Takona — painted skin as archive
Takona turns torsos and faces into manuscripts. Artists blend mineral and vegetable pigments to depict clan emblems, ocean fauna, celestial cycles, and sometimes satirical jabs at mainland politics. Judges ask candidates to explain motifs orally, so the competition doubles as public history lesson. Tourists should admire from a respectful distance — these are not carnival props but ranked artworks.
Riu — choral battles
Riu segments pit coordinated choirs against one another in call-and-response forms rooted in Polynesian oratory. Lyrics may revive genealogies, love epics, or protest narratives. Volume matters, but diction and harmonic discipline decide medals. Evening stages at Hanga Vare Vare amplify voices across the football pitch, so even households cooking dinner overhear the rehearsal of identity.
Kai-kai — string figures as literature
In kai-kai, performers twist twine between fingers to sculpt birds, canoes, lovers, and constellations while chanting the story each figure unlocks. The discipline preserves a pre-digital graphic language; children often train years before daring festival heats.
Carving, jewellery, and timed craft heats
Teams receive identical blanks of wood or volcanic stone and must produce moai miniatures, spears, or shell ornaments under countdown clocks.
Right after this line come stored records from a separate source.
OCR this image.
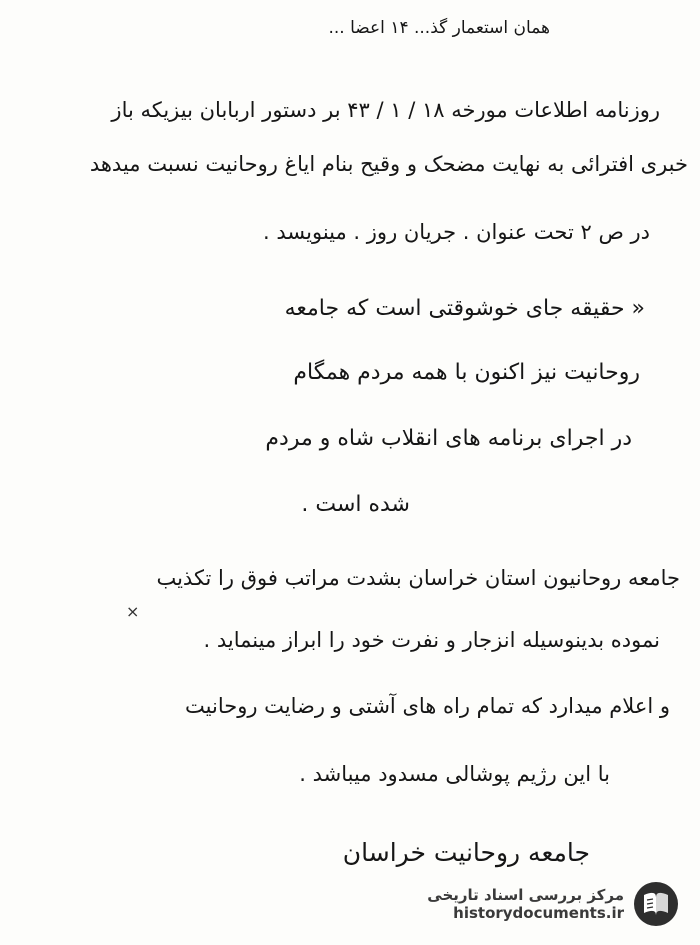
همان استعمار گذ... ۱۴ اعضا ...
روزنامه اطلاعات مورخه ۱۸ / ۱ / ۴۳ بر دستور اربابان بیزیکه باز
خبری افترائی به نهایت مضحک و وقیح بنام ایاغ روحانیت نسبت میدهد
در ص ۲ تحت عنوان . جریان روز . مینویسد .
« حقیقه جای خوشوقتی است که جامعه
روحانیت نیز اکنون با همه مردم همگام
در اجرای برنامه های انقلاب شاه و مردم
شده است .
جامعه روحانیون استان خراسان بشدت مراتب فوق را تکذیب
نموده بدینوسیله انزجار و نفرت خود را ابراز مینماید .
و اعلام میدارد که تمام راه های آشتی و رضایت روحانیت
با این رژیم پوشالی مسدود میباشد .
جامعه روحانیت خراسان
×
مرکز بررسی اسناد تاریخی
historydocuments.ir
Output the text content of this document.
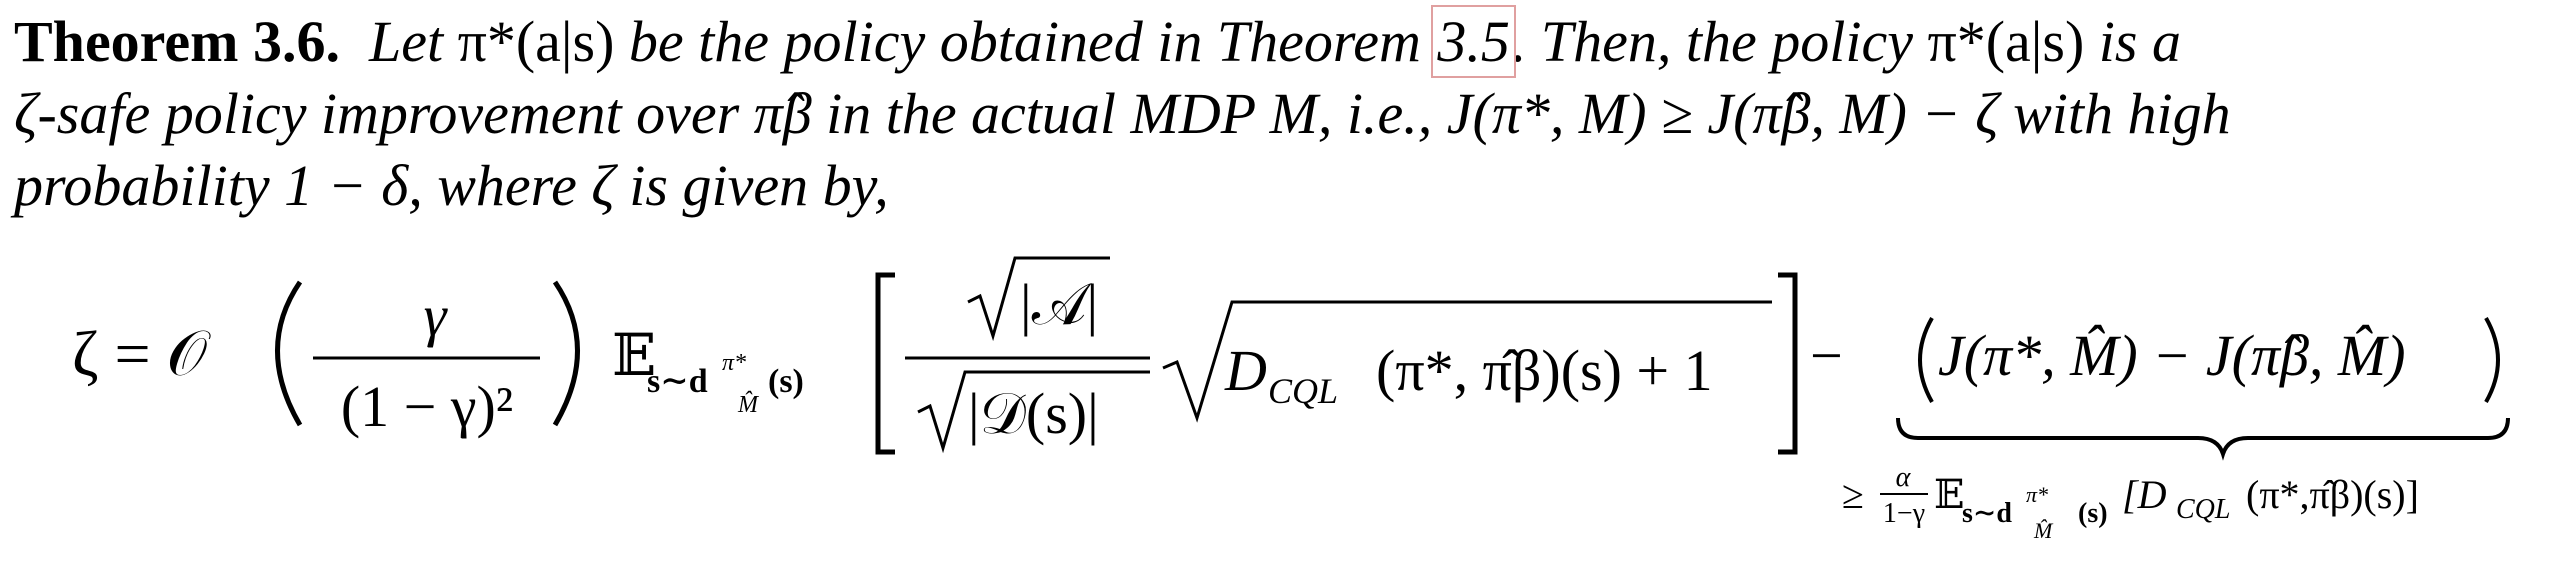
Theorem 3.6. Let π*(a|s) be the policy obtained in Theorem 3.5. Then, the policy π*(a|s) is a
ζ-safe policy improvement over π̂β in the actual MDP M, i.e., J(π*, M) ≥ J(π̂β, M) − ζ with high
probability 1 − δ, where ζ is given by,
ζ = 𝒪
γ
(1 − γ)²
𝔼
s∼d π*
M̂
(s)
|𝒜|
|𝒟(s)|
D CQL (π*, π̂β)(s) + 1 − J(π*, M̂) − J(π̂β, M̂)
≥ α
1−γ 𝔼
s∼d
π*
M̂
(s) [D CQL (π*,π̂β)(s)]
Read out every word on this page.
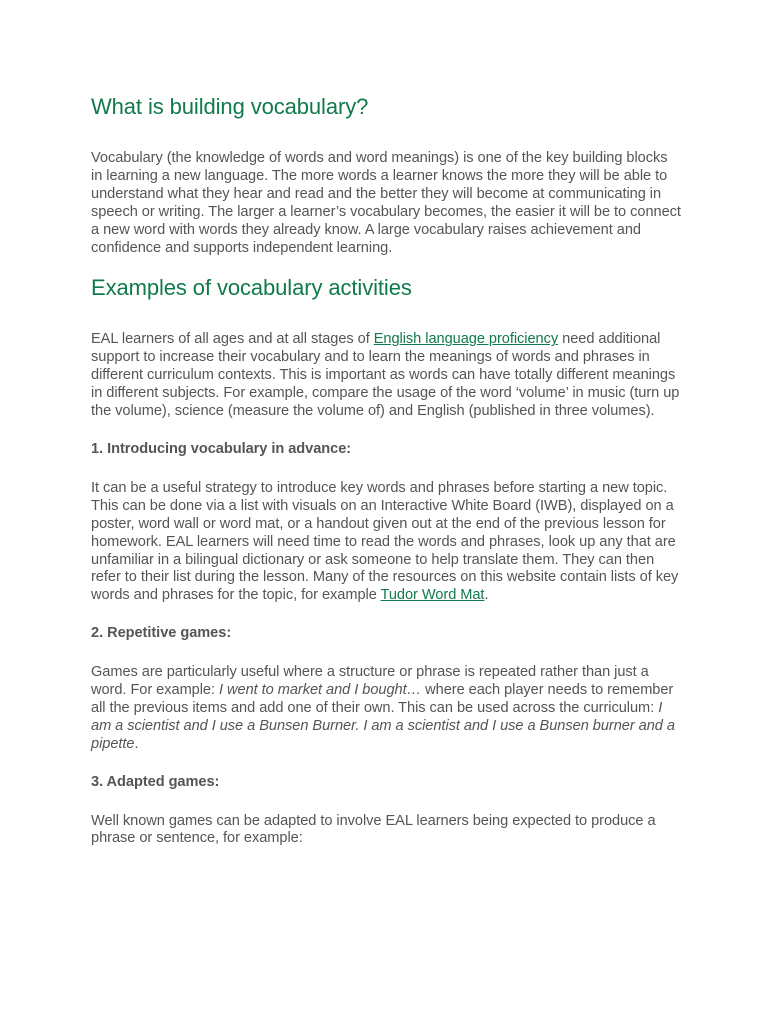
What is building vocabulary?

Vocabulary (the knowledge of words and word meanings) is one of the key building blocks in learning a new language. The more words a learner knows the more they will be able to understand what they hear and read and the better they will become at communicating in speech or writing. The larger a learner’s vocabulary becomes, the easier it will be to connect a new word with words they already know. A large vocabulary raises achievement and confidence and supports independent learning.

Examples of vocabulary activities

EAL learners of all ages and at all stages of English language proficiency need additional support to increase their vocabulary and to learn the meanings of words and phrases in different curriculum contexts. This is important as words can have totally different meanings in different subjects. For example, compare the usage of the word ‘volume’ in music (turn up the volume), science (measure the volume of) and English (published in three volumes).

1. Introducing vocabulary in advance:

It can be a useful strategy to introduce key words and phrases before starting a new topic. This can be done via a list with visuals on an Interactive White Board (IWB), displayed on a poster, word wall or word mat, or a handout given out at the end of the previous lesson for homework. EAL learners will need time to read the words and phrases, look up any that are unfamiliar in a bilingual dictionary or ask someone to help translate them. They can then refer to their list during the lesson. Many of the resources on this website contain lists of key words and phrases for the topic, for example Tudor Word Mat.

2. Repetitive games:

Games are particularly useful where a structure or phrase is repeated rather than just a word. For example: I went to market and I bought… where each player needs to remember all the previous items and add one of their own. This can be used across the curriculum: I am a scientist and I use a Bunsen Burner. I am a scientist and I use a Bunsen burner and a pipette.

3. Adapted games:

Well known games can be adapted to involve EAL learners being expected to produce a phrase or sentence, for example:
Chips fly, elders hover with measuring tapes, and dust-caked competitors sprint to polishing stations. These heats prove that artisan speed still signals status.
Umu and food presentation
Earth-oven (umu) displays showcase breadfruit, tuna, sweet potato, and island-specific preparations. Presentation trays are judged for arrangement, taste, and adherence to sustainable harvesting norms stressed by local authorities.
Costume ateliers behind the scenes
Months before February, garages become sweatshops of feathers, tapa cloth, and LED accents. Photographers craving portraits should ask permission; many designs are family IP.